Pour l’instant j’adore ! Je pense que c’est un festival qui ne demande qu’à grandir et qui va grandir. C’est un bon départ. L’atmosphère que l’on attend de ce type de festival est présente et la qualité est au rendez-vous. En ce qui concerne l’accueil des gens je ne peux pas en parler car je ne sais pas comment cela se passe pour le public. Je pense que c’est un festival qui peut vraiment grossir, on ne peut que le souhaiter car ça serait dans l’intérêt de tout le monde. Quel que soit le style musical, c’est dans l’intérêt de la musique que les festivals et les concerts marchent. Tout ça ce n’est que de la culture, des offres de propositions artistiques et les gens s’y retrouvent ou non.
Interview réalisée le 2 juin 2012 à Nancy, dans le cadre du festival Nancy On The Rocks par Metal’O Phil et Alastor
Introduction : Metal’O Phil
Retranscription : Isa
Site Internet de Pat O’ May : www.patomay.com
Je suis depuis de nombreuses années une grande fan de Pat O’May.
J’adore ses CDs. J’ai enfin un jour eu la chance de le rencontrer, c’est un bonheur !

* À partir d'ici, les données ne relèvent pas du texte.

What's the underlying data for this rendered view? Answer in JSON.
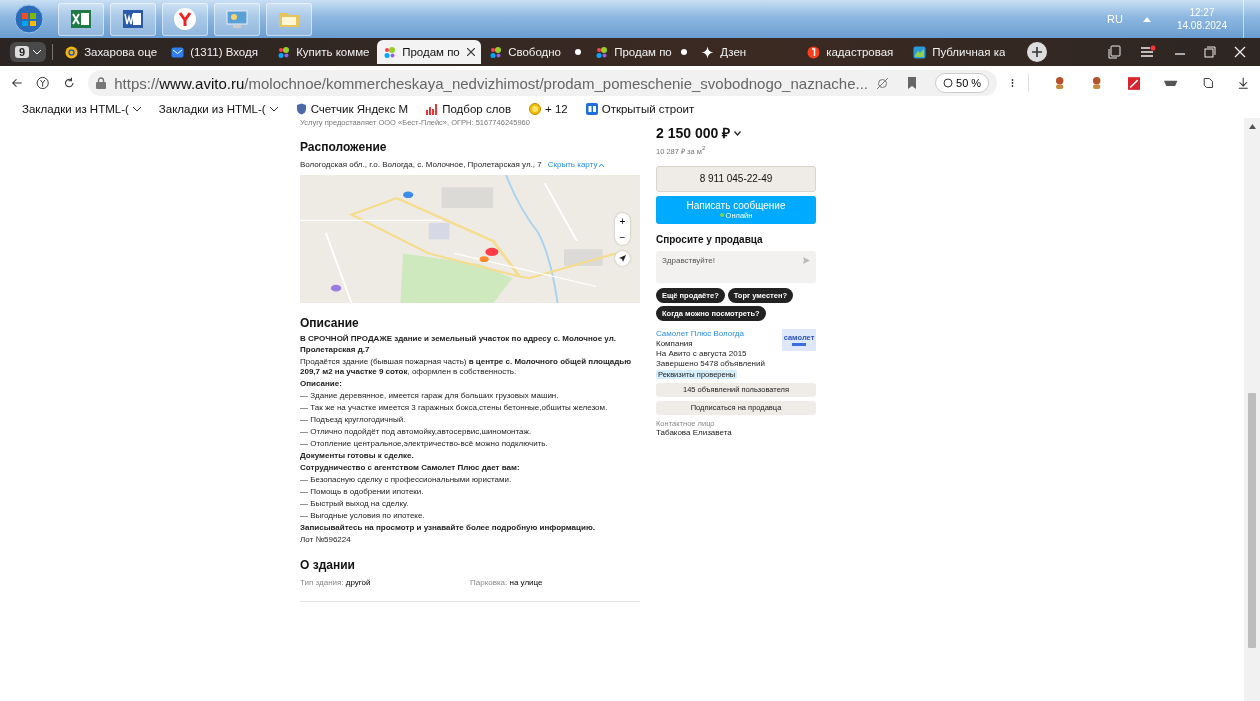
{
  "taskbar": {
    "apps": [
      {
        "kind": "start"
      },
      {
        "kind": "excel"
      },
      {
        "kind": "word"
      },
      {
        "kind": "yandex"
      },
      {
        "kind": "control"
      },
      {
        "kind": "folder"
      }
    ],
    "language": "RU",
    "time": "12:27",
    "date": "14.08.2024"
  },
  "browser": {
    "tab_count": "9",
    "tabs": [
      {
        "title": "Захарова оце",
        "kind": "mail",
        "selected": false,
        "dot": false
      },
      {
        "title": "(1311) Входя",
        "kind": "inbox",
        "selected": false,
        "dot": false
      },
      {
        "title": "Купить комме",
        "kind": "avito",
        "selected": false,
        "dot": false
      },
      {
        "title": "Продам по",
        "kind": "avito",
        "selected": true,
        "dot": false
      },
      {
        "title": "Свободно",
        "kind": "avito",
        "selected": false,
        "dot": true
      },
      {
        "title": "Продам по",
        "kind": "avito",
        "selected": false,
        "dot": true
      },
      {
        "title": "Дзен",
        "kind": "zen",
        "selected": false,
        "dot": false
      },
      {
        "title": "кадастровая",
        "kind": "yandex",
        "selected": false,
        "dot": false
      },
      {
        "title": "Публичная ка",
        "kind": "map",
        "selected": false,
        "dot": false
      }
    ],
    "address": {
      "scheme": "https://",
      "domain": "www.avito.ru",
      "path": "/molochnoe/kommercheskaya_nedvizhimost/prodam_pomeschenie_svobodnogo_naznache..."
    },
    "zoom": "50 %",
    "bookmarks": [
      {
        "label": "Закладки из HTML-(",
        "kind": "folder",
        "menu": true
      },
      {
        "label": "Закладки из HTML-(",
        "kind": "folder",
        "menu": true
      },
      {
        "label": "Счетчик Яндекс М",
        "kind": "shield",
        "menu": false
      },
      {
        "label": "Подбор слов",
        "kind": "bars",
        "menu": false
      },
      {
        "label": "+ 12",
        "kind": "coin",
        "menu": false
      },
      {
        "label": "Открытый строит",
        "kind": "rc",
        "menu": false
      }
    ]
  },
  "listing": {
    "provider_note": "Услугу предоставляет ООО «Бест-Плейс», ОГРН: 5167746245960",
    "location": {
      "heading": "Расположение",
      "address": "Вологодская обл., г.о. Вологда, с. Молочное, Пролетарская ул., 7",
      "map_link": "Скрыть карту",
      "zoom_in": "+",
      "zoom_out": "−"
    },
    "description": {
      "heading": "Описание",
      "paragraphs": [
        {
          "text": "В СРОЧНОЙ ПРОДАЖЕ здание и земельный участок по адресу с. Молочное ул. Пролетарская д.7",
          "bold": true
        },
        {
          "text": "Продаётся здание (бывшая пожарная часть) **в центре с. Молочного общей площадью 209,7 м2 на участке 9 соток**, оформлен в собственность.",
          "bold": false
        },
        {
          "text": "Описание:",
          "bold": true
        },
        {
          "text": "— Здание деревянное, имеется гараж для больших грузовых машин.",
          "bold": false
        },
        {
          "text": "— Так же на участке имеется 3 гаражных бокса,стены бетонные,обшиты железом.",
          "bold": false
        },
        {
          "text": "— Подъезд круглогодичный.",
          "bold": false
        },
        {
          "text": "— Отлично подойдёт под автомойку,автосервис,шиномонтаж.",
          "bold": false
        },
        {
          "text": "— Отопление центральное,электричество-всё можно подключить.",
          "bold": false
        },
        {
          "text": "Документы готовы к сделке.",
          "bold": true
        },
        {
          "text": "Сотрудничество с агентством Самолет Плюс дает вам:",
          "bold": true
        },
        {
          "text": "— Безопасную сделку с профессиональными юристами.",
          "bold": false
        },
        {
          "text": "— Помощь в одобрении ипотеки.",
          "bold": false
        },
        {
          "text": "— Быстрый выход на сделку.",
          "bold": false
        },
        {
          "text": "— Выгодные условия по ипотеке.",
          "bold": false
        },
        {
          "text": "Записывайтесь на просмотр и узнавайте более подробную информацию.",
          "bold": true
        },
        {
          "text": "Лот №596224",
          "bold": false
        }
      ]
    },
    "building": {
      "heading": "О здании",
      "fields": [
        {
          "label": "Тип здания:",
          "value": "другой"
        },
        {
          "label": "Парковка:",
          "value": "на улице"
        }
      ]
    },
    "price": "2 150 000 ₽",
    "price_per_m2": "10 287 ₽ за м$^{2}$",
    "phone": "8 911 045-22-49",
    "message_button": "Написать сообщение",
    "online": "Онлайн",
    "ask": {
      "heading": "Спросите у продавца",
      "placeholder": "Здравствуйте!",
      "chips": [
        "Ещё продаёте?",
        "Торг уместен?",
        "Когда можно посмотреть?"
      ]
    },
    "seller": {
      "name": "Самолет Плюс Вологда",
      "type": "Компания",
      "since": "На Авито с августа 2015",
      "completed": "Завершено 5478 объявлений",
      "badge": "Реквизиты проверены",
      "logo_text": "самолет",
      "ads_button": "145 объявлений пользователя",
      "subscribe_button": "Подписаться на продавца",
      "contact_label": "Контактное лицо",
      "contact_name": "Табакова Елизавета"
    }
  }
}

Du coup est-ce que vous allez diffuser (ou est-ce que vous diffusez) un peu de Pat O’May sur RM pour le faire découvrir à vos auditeurs ? Car c’est un peu aussi ça le but de ce média non ? Il doit bien y avoir peut-être une petite place pour lui…
Si Pat O’may passe par ici et qu’il vend à (TREEEESSSSS) bas cout une de ses LAG je suis preneur 😀 .
Ca fait vraiment plaisir de trouver une interview de Pat O’May sur RadioMetal.
Ce gars à un talent fou, et en plus d’être l’un des mecs les plus sympa du monde c’est un déconneur de première catègorie !! (il suffit de lire l’interview pour s’en douter)
J’adore son touché, excellent guitariste que j’avais découvert grâce à Guitar Part.
Malheureusement trop méconnu, il aurait été anglais ou américain je suis sur que les maisons de disque l’auraient bien mieux mis en avant ! 😉
Sa présentation d’Alan Stivell est un peu spéciale, mais passons. 😉 J’adorerais entendre son medley, en tous cas !
L’homme a fait une reprise de Highway To Hell avec le bagad de Guinguamp… o_O
L’homme est devenu mon dieu en 3 minutes 20 sur Youtube.